The Custodial Roth IRA

The Retirement Account Your Kid Can Open Before They Can Drive

Your child is out there hustling—babysitting the neighbor’s kids, dog-walking half the block, or maybe pulling in mini paychecks from the family business. Before they blow it all on gaming gear or bubble tea, let’s talk about how to turn those small-but-mighty earnings into a retirement head start.

Enter the Custodial Roth IRA—a.k.a. the coolest retirement account you’ve probably never heard of for kids who earn money.

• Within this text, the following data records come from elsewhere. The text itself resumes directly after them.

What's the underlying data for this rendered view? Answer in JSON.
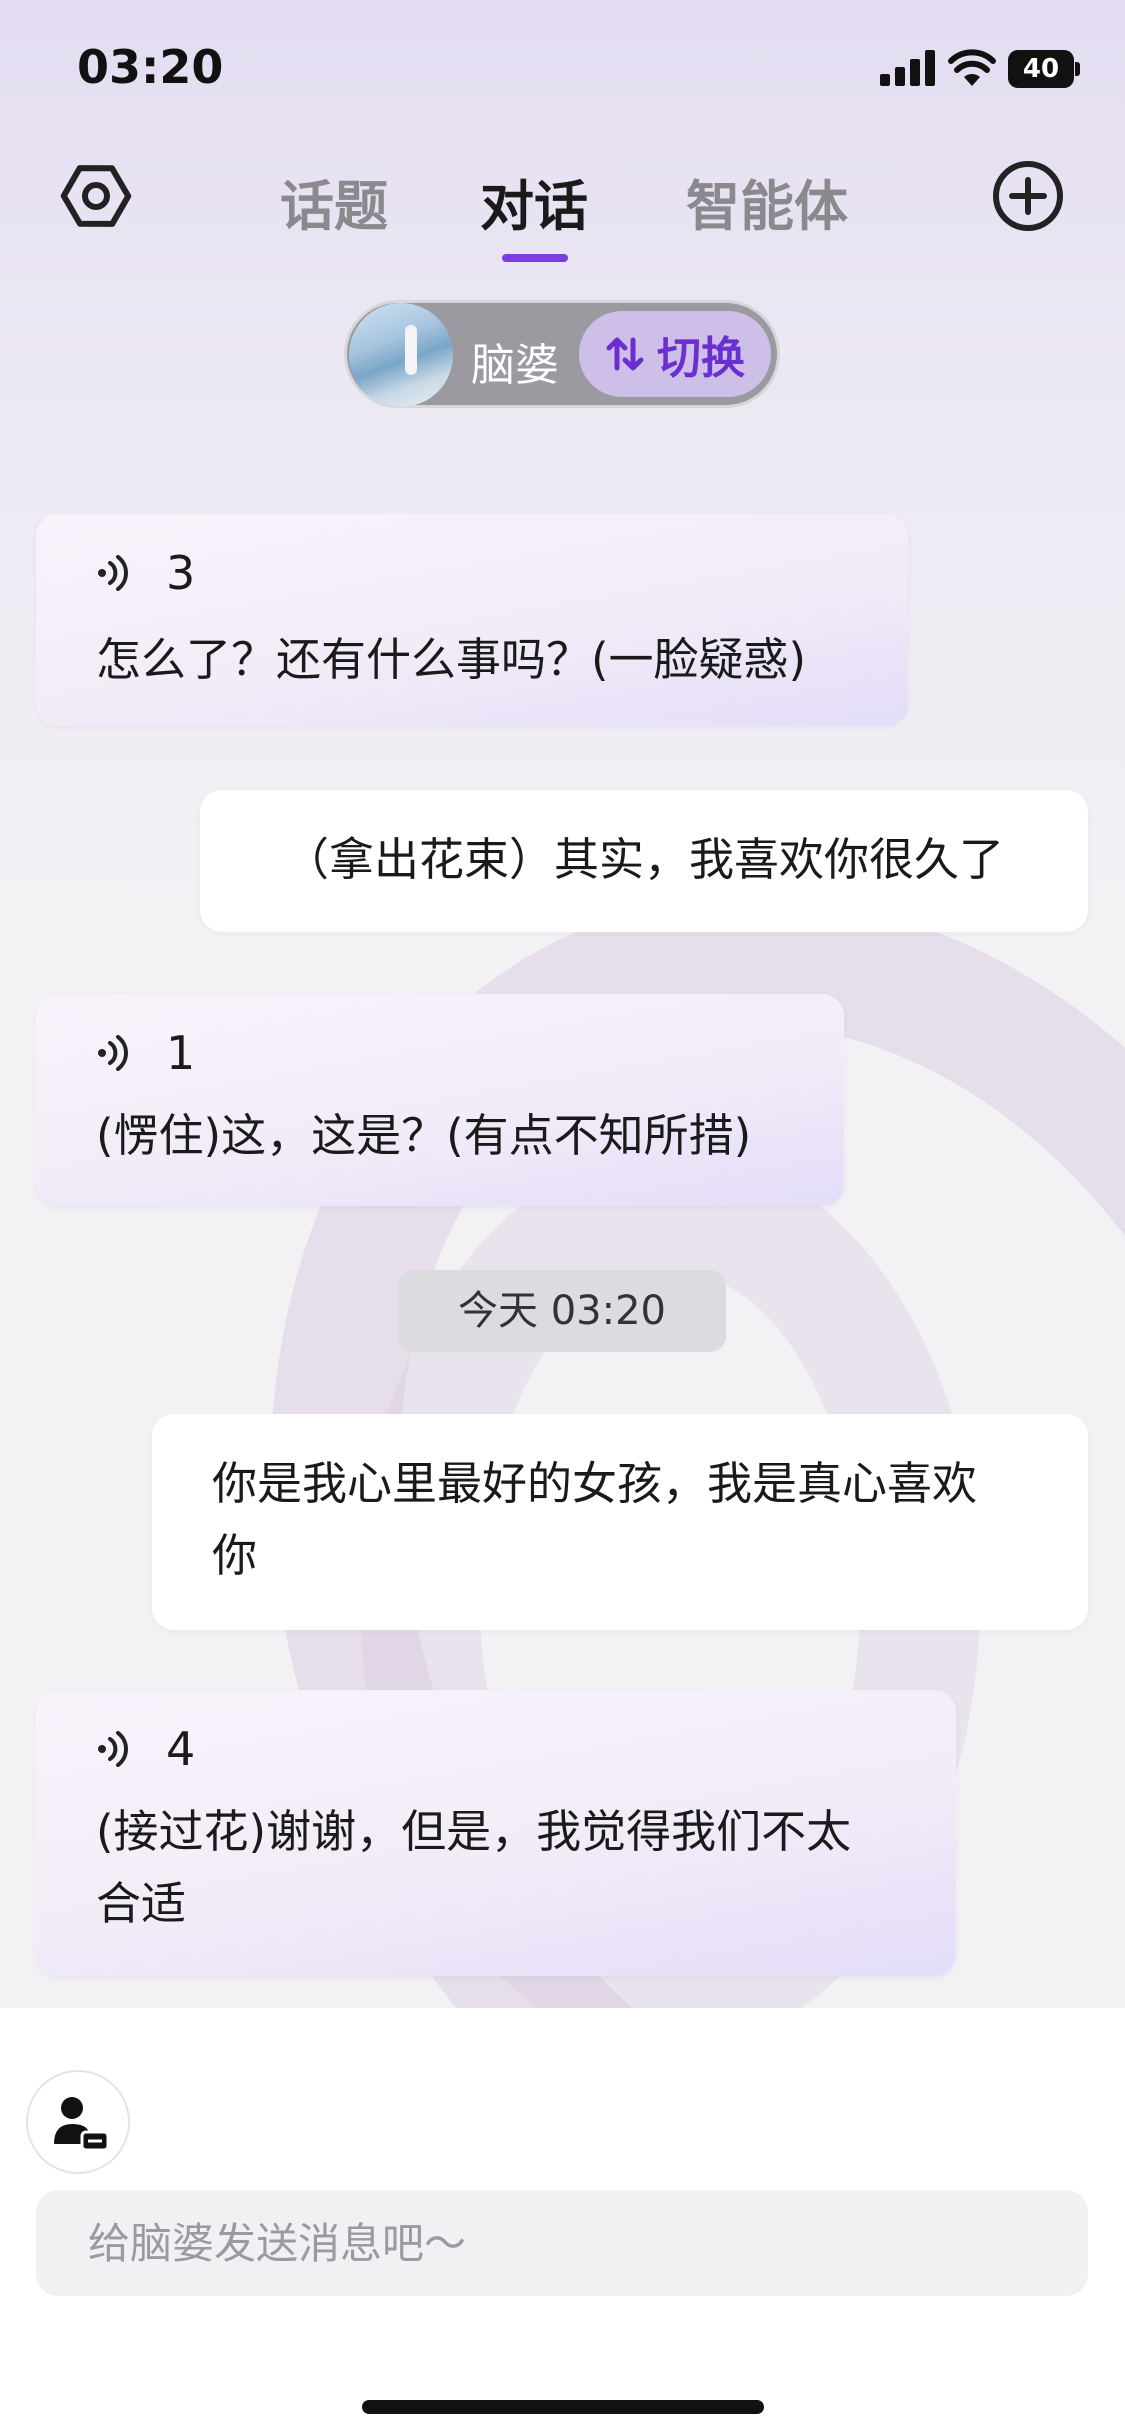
{
  "status_bar": {
    "time": "03:20",
    "battery": "40"
  },
  "nav": {
    "tabs": [
      {
        "label": "话题"
      },
      {
        "label": "对话"
      },
      {
        "label": "智能体"
      }
    ],
    "active_tab": "对话"
  },
  "character": {
    "name": "脑婆",
    "switch_label": "切换"
  },
  "messages": [
    {
      "role": "bot",
      "audio_count": "3",
      "text_lines": [
        "怎么了？还有什么事吗？(一脸疑惑)"
      ]
    },
    {
      "role": "user",
      "text_lines": [
        "（拿出花束）其实，我喜欢你很久了"
      ]
    },
    {
      "role": "bot",
      "audio_count": "1",
      "text_lines": [
        "(愣住)这，这是？(有点不知所措)"
      ]
    },
    {
      "role": "user",
      "text_lines": [
        "你是我心里最好的女孩，我是真心喜欢",
        "你"
      ]
    },
    {
      "role": "bot",
      "audio_count": "4",
      "text_lines": [
        "(接过花)谢谢，但是，我觉得我们不太",
        "合适"
      ]
    }
  ],
  "timestamp": "今天 03:20",
  "input": {
    "placeholder": "给脑婆发送消息吧～",
    "value": ""
  },
  "colors": {
    "accent": "#7a3fe0",
    "switch_text": "#6b2fd0"
  }
}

What Is a Custodial Roth IRA?

It’s basically a Roth IRA for minors—meaning your child can start investing for retirement before they even understand what retirement is. Like a regular Roth IRA, you contribute after-tax dollars, the money grows tax-free, and qualified withdrawals in retirement are also tax-free. It’s a triple win.

But here's the twist: since your child isn’t legally an adult (and still asks you to cut the crust off their sandwiches), you, the parent, are the custodian of the account. You manage it until they turn 18 (or 21 in some states), at which point the account becomes theirs.

Who Qualifies?

There’s just one requirement: Your child must have earned income. Unfortunately, allowance doesn’t count. But, earned income can be:

  • Babysitting

  • Lifeguarding

  • Lawn mowing

  • Pet sitting

  • Working in your small business

  • Scooping ice cream, folding t-shirts, modeling, you name it

As long as the income is documented and legitimately earned, it qualifies. Even if they made $500 babysitting over the summer, they can contribute that amount up to the annual Roth IRA limit, but no more than their earned income.

Why Start This Young?

Because time is the magic sauce. A $1,000 contribution at age 15 could grow to over $20,000 by the time they retire—without them lifting another finger. Compound interest is basically the fairy godmother of investing, and it teaches your kid:

  • How to save

  • How to invest

  • How to delay gratification

Plus, it's a baller move to say your teen has a retirement account.

How Do You Open One?

Just like you would for yourself:

  1. Pick your brokerage (Fidelity, Schwab, Vanguard—whichever you like best).

  2. Open a Custodial Roth IRA account.

  3. Fund it with your child’s earned income (you can gift them the money to contribute, but they must have earned that amount).

  4. Choose a simple, diversified portfolio, made up of low-cost index funds or ETFs.

A Quick Note on Taxes

Because the contributions are made with after-tax dollars and most kids don't earn enough to owe any income tax, it’s like getting the benefits of a Roth IRA without any tax pain. It’s one of the rare times the IRS gives you a high-five.

Mom Brain Recap

  • Custodial Roth IRA = Roth IRA for minors

  • Your child must have earned income (babysitting, part-time job, etc.).

  • Contributions grow tax-free and can be withdrawn tax-free in retirement.

  • You can open one at major brokerages like Fidelity, Schwab, or Vanguard.

  • Build a simple 3-fund portfolio with low-cost index funds or ETFs.

  • Start early and let compound interest work its magic.

Retirement might be 50+ years away for them, but teaching your kid how to build wealth now? That’s some next-level mom-ing.